O vereador Joaquim Lucena (PSB) que é da oposição e vive combatendo a gastança do dinheiro público, ontem trocou o discurso. Ao criticar a portaria da Semulsp que proíbe jogar entulhos de empresas no aterro sanitário da cidade, soltou: “A prefeitura pagou, e pagou bem, durante muitos anos. Não dava pra manter um pouco mais? Eu acho que dava sim”. Ele se referia ao fato de a prefeitura ter gastado nos últimos anos R$ 12 milhões para tratar os entulhos das empresas.  

Critique à vontade


O presidente da Aleam, deputado Ricardo Nicolau (PSD), percebeu  que sua página no Facebook passou dos 6.600 fãs.

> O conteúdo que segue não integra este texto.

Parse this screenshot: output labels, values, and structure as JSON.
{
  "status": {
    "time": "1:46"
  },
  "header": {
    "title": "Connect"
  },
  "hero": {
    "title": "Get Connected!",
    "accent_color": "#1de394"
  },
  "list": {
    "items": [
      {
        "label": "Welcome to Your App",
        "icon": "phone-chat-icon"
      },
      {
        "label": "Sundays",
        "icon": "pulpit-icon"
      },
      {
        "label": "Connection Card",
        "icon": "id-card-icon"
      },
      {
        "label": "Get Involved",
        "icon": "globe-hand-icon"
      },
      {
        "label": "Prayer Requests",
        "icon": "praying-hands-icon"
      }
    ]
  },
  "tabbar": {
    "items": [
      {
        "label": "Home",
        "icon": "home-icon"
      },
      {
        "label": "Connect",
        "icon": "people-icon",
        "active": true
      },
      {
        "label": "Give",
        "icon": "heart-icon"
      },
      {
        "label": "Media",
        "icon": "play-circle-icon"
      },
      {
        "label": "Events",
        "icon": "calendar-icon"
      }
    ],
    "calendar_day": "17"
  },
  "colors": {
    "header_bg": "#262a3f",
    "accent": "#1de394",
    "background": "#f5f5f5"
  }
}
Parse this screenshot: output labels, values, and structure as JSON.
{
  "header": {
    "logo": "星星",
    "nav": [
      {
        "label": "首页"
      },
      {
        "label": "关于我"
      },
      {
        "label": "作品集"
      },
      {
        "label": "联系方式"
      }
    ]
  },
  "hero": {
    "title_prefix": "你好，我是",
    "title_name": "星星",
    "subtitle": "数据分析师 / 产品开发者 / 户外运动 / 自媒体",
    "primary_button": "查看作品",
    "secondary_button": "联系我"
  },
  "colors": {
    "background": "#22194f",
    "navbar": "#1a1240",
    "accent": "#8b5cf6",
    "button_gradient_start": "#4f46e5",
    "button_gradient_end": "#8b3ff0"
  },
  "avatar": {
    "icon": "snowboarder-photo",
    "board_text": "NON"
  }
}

Depois de agradecer, pediu que estes continuem enviando sugestões, críticas e novas ideias. Diz ele que isso é muito importante para sua atuação parlamentar. Lá vai uma sugestão: que tal desistir da garagem da Aleam?

Cegueira seletiva

Para o diplomata e ex-senador tucano Arthur Neto, a Controladoria Geral da União (CGU) está sofrendo de ‘cegueira seletiva’. Ele afirma que nos nove anos do governo petista, o faturamento da Delta Construções cresceu 1.653% e só agora, depois de vir à tona o caso Carlinhos Cachoeira, a CGU viu algo digno de ser investigado. É cegueira coletiva ou visão forçada pelos fatos. e que o fardamento é apenas as camisetas.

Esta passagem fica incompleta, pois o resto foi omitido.